Gibson's wattle
- Conservation status: Priority One — Poorly Known Taxa (DEC)

Scientific classification
- Kingdom: Plantae
- Clade: Tracheophytes
- Clade: Angiosperms
- Clade: Eudicots
- Clade: Rosids
- Order: Fabales
- Family: Fabaceae
- Subfamily: Caesalpinioideae
- Clade: Mimosoid clade
- Genus: Acacia
- Species: A. gibsonii
- Binomial name: Acacia gibsonii Maslin

= Acacia gibsonii =

- Genus: Acacia
- Species: gibsonii
- Authority: Maslin
- Conservation status: P1

Species of legume

Acacia gibsonii, commonly known as Gibson's wattle, is a species of flowering plant in the family Fabaceae and is endemic to a restricted area of Western Australia. It is a low, spreading, somewhat straggly shrub with terete, reddish brown branchlets, oblong phyllodes, spikes of pale yellow flowers and tightly coiled, thinly leathery pods prominently rounded over the seeds.

==Description==
Acacia gibsonii is a low, spreading, somewhat straggly shrub that typically grows to 0.5 m high and to 1.5 m wide.

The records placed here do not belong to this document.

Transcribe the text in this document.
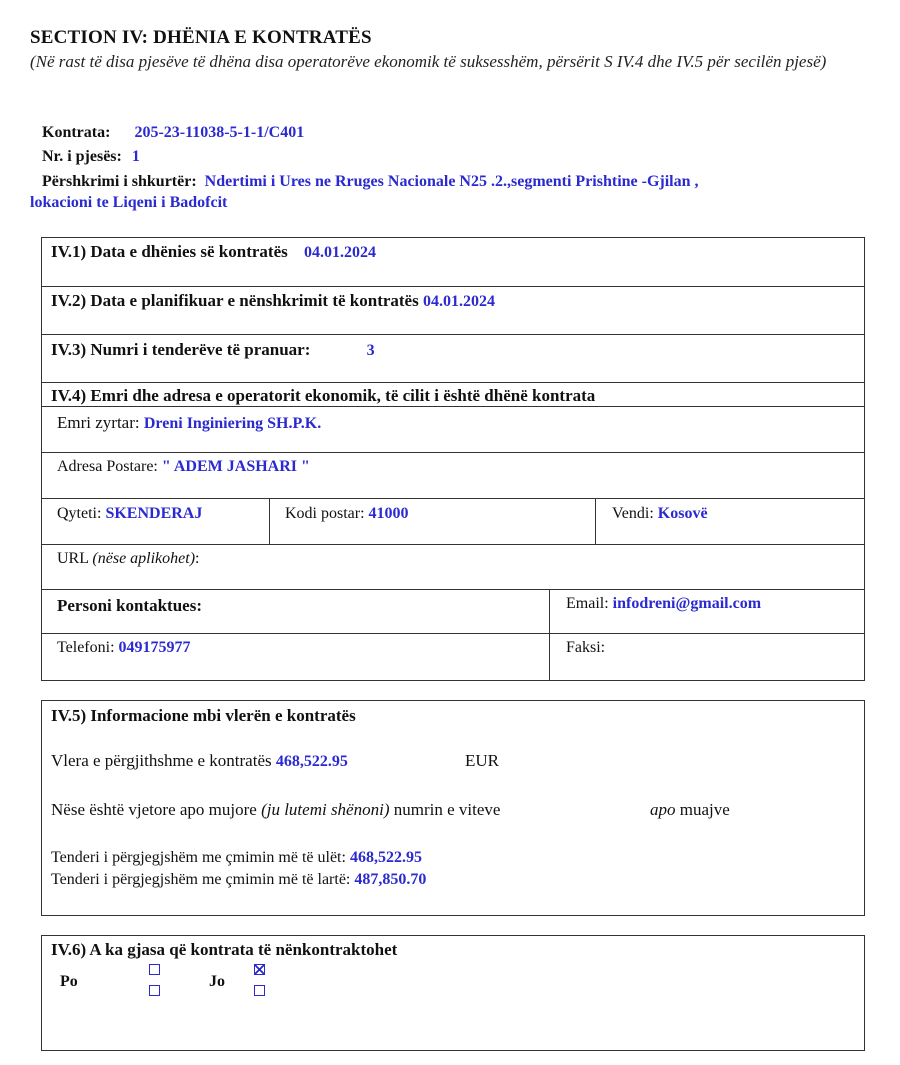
SECTION IV: DHËNIA E KONTRATËS
(Në rast të disa pjesëve të dhëna disa operatorëve ekonomik të suksesshëm, përsërit S IV.4 dhe IV.5 për secilën pjesë)
Kontrata: 205-23-11038-5-1-1/C401
Nr. i pjesës: 1
Përshkrimi i shkurtër: Ndertimi i Ures ne Rruges Nacionale N25 .2.,segmenti Prishtine -Gjilan ,
lokacioni te Liqeni i Badofcit
IV.1) Data e dhënies së kontratës 04.01.2024
IV.2) Data e planifikuar e nënshkrimit të kontratës 04.01.2024
IV.3) Numri i tenderëve të pranuar:	3
IV.4) Emri dhe adresa e operatorit ekonomik, të cilit i është dhënë kontrata
Emri zyrtar: Dreni Inginiering SH.P.K.
Adresa Postare: " ADEM JASHARI "
Qyteti: SKENDERAJ	Kodi postar: 41000	Vendi: Kosovë
URL (nëse aplikohet):
Personi kontaktues:	Email: infodreni@gmail.com
Telefoni: 049175977	Faksi:
IV.5) Informacione mbi vlerën e kontratës
Vlera e përgjithshme e kontratës 468,522.95	EUR
Nëse është vjetore apo mujore (ju lutemi shënoni) numrin e viteve	apo muajve
Tenderi i përgjegjshëm me çmimin më të ulët: 468,522.95
Tenderi i përgjegjshëm me çmimin më të lartë: 487,850.70
IV.6) A ka gjasa që kontrata të nënkontraktohet
Po	Jo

Its branchlets are terete, glabrous and reddish brown aging to light grey. The phyllodes are oblong, sometimes slightly s-shaped, 5–13 mm long, 1.5–3 mm wide and glabrous, apart from minute, red-brown glandular hairs on the veins and edges of most phyllodes. There are three prominent veins on each face of the phyllodes. The flowers are golden yellow and borne in a more or less sessile spike 5–7 mm long in axils. Flowering occurs from September to October and the pods are tightly coiled, thinly leathery, about 12 mm long, glabrous and brown. The seeds are oblong, 2.0-2.5 mm long, 1.5 mm wide, compressed and black with a cap-shaped, creamy white aril that is only slightly shorter than the seed.

==Taxonomy==
Acacia gibsonii was first formally described in 2013 by Bruce Maslin in the journal Nuytsia from specimens collected by Neil Gibson, south of the Hyden-Norseman road in 2012. The specific epithet (gibsonii) honours "Dr Neil Gibson, Principal Research Scientist with the Department of Parks and Wildlife".

==Distribution==
This species of wattle is only known from the type location where it is reasonably common in red loam on gentle rocky slopes in shrubland dominated by Allocasuarina campestris, Allocasuarina globosa and Calothamnus quadrifidus, in the Coolgardie bioregion of Western Australia.

==Conservation status==
Acacia gibsonii is listed as "Priority One" by the Government of Western Australia Department of Biodiversity, Conservation and Attractions, meaning that it is known from only one or a few locations where it is potentially at risk.